Some experts had predicted it would take up to six months to get the port operating again after the hurricane damaged terminals and knocked out the electricity to operate cranes. A backlog of vessels had formed along the Mississippi River, waiting to load and unload cargo.
The Louis Armstrong New Orleans International Airport, which escaped widespread damage from Katrina but was reserved for humanitarian flights in the storm's aftermath, received its first commercial arrival, a flight with about two dozen emergency workers and returning residents.
"Welcome home," airport director Roy Williams said as he greeted the passengers. "We're glad to see you."

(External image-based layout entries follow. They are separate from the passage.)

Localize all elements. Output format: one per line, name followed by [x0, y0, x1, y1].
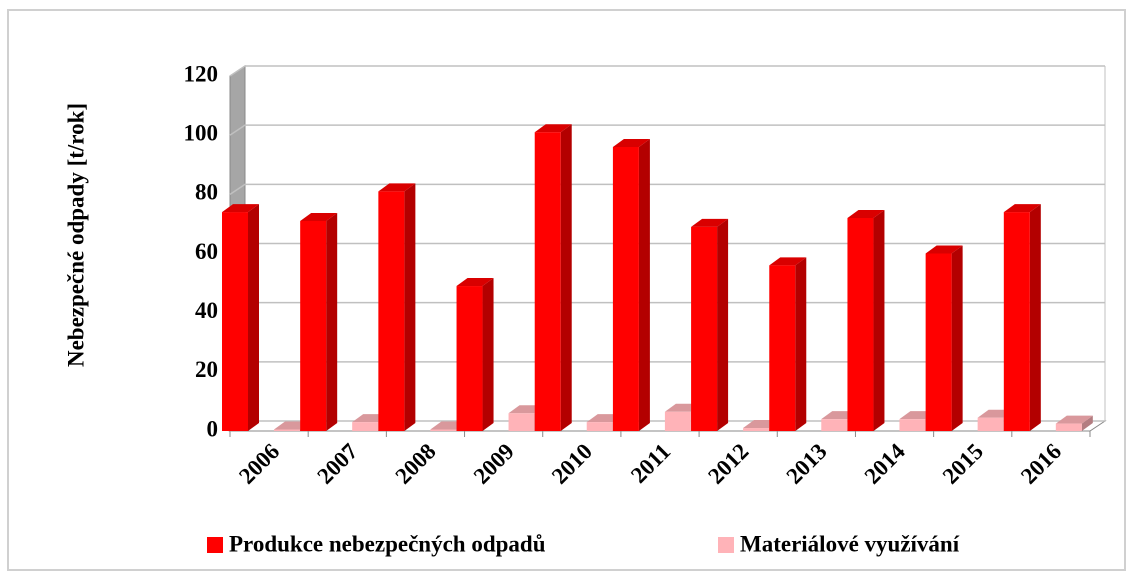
bar-side: [951, 245, 963, 431]
grid-line: [229, 183, 1105, 195]
bar-side: [248, 204, 259, 431]
bar: [899, 419, 926, 431]
bar-top: [1055, 415, 1093, 424]
bar: [430, 429, 457, 431]
bar: [664, 411, 691, 431]
bar-side: [326, 212, 338, 431]
bar: [691, 226, 718, 431]
bar: [925, 253, 952, 431]
bar-side: [1081, 415, 1093, 431]
bar-side: [404, 183, 416, 431]
bar: [378, 191, 405, 431]
bar: [612, 147, 639, 431]
legend-swatch: [207, 537, 223, 553]
grid-line: [229, 65, 1105, 77]
bar-side: [1029, 204, 1041, 431]
legend-label: Produkce nebezpečných odpadů: [229, 531, 546, 556]
bar-side: [873, 210, 885, 431]
bar-top: [300, 212, 338, 221]
y-tick-label: 80: [195, 180, 218, 205]
bar-side: [482, 278, 494, 431]
bar: [534, 132, 561, 432]
grid-line: [229, 124, 1105, 136]
bar: [274, 429, 300, 431]
bar: [508, 413, 535, 431]
bar: [821, 419, 848, 431]
bar-top: [534, 124, 572, 133]
y-tick-label: 40: [195, 298, 218, 323]
bar-top: [222, 204, 259, 213]
bar-side: [795, 257, 807, 431]
y-tick-label: 20: [195, 357, 218, 382]
y-tick-label: 60: [195, 239, 218, 264]
bar-top: [456, 278, 494, 287]
bar-side: [717, 218, 729, 431]
bar: [847, 218, 874, 431]
bar-top: [1003, 204, 1041, 213]
bar: [300, 220, 327, 431]
bar: [769, 265, 796, 431]
bar: [1055, 423, 1082, 431]
y-tick-label: 0: [207, 416, 219, 441]
bar-side: [638, 139, 650, 431]
y-tick-label: 120: [184, 61, 219, 86]
bar: [586, 422, 613, 431]
bar-top: [378, 183, 416, 192]
bar-top: [925, 245, 963, 254]
bar: [352, 422, 379, 431]
bar: [222, 212, 248, 431]
legend-label: Materiálové využívání: [740, 531, 960, 556]
bar-top: [769, 257, 807, 266]
bar-top: [691, 218, 729, 227]
bar-top: [847, 210, 885, 218]
y-tick-label: 100: [184, 120, 219, 145]
bar-top: [612, 139, 650, 147]
y-axis-label: Nebezpečné odpady [t/rok]: [63, 103, 88, 367]
bar: [977, 417, 1004, 431]
bar-side: [560, 124, 572, 431]
bar: [456, 286, 483, 431]
bar: [1003, 212, 1030, 431]
bar: [743, 428, 770, 431]
legend-swatch: [718, 537, 734, 553]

During a tour of hurricane-stricken Mississippi, U.S. Transportation Secretary Norman Y. Mineta pronounced Katrina the worst disaster for transportation in U.S. history and estimated the damage to bridges and highways -- including broken and disjointed stretches of vital Interstate 10 -- at $3 billion.
The Army Corps of Engineers reported significant progress running the operation to pump out flooded areas of New Orleans and neighboring parishes.
Col. Duane Gapinski estimated that half of the flooded area or less was still under water, and at the rate of 8 billion to 9 billion gallons a day, the city was on target to be almost completely drained by Oct. 8.
The mayor said more than 40 pumping stations were operating in the city, including the city's biggest pump.
"That will change the world as we know it," he said.
Amid the encouraging signs from the streets, there were promises from the White House and the Federal Emergency Management Agency to learn from their mistakes and intensify efforts to help the victims.
In Washington, President George W. Bush said "I take responsibility" for the government's failures in dealing with the hurricane, and he said the disaster raised questions about the nation's ability to respond to natural disasters as well as terrorist attacks.
"Are we capable of dealing with a severe attack? That's a very important question and it's in the national interest that we find out what went on so we can better respond," the president said.
The new acting director of FEMA, R. David Paulison, promised to get thousands of evacuees out of shelters and into temporary housing.
"We're going to move on and get them the help they need," Paulison said.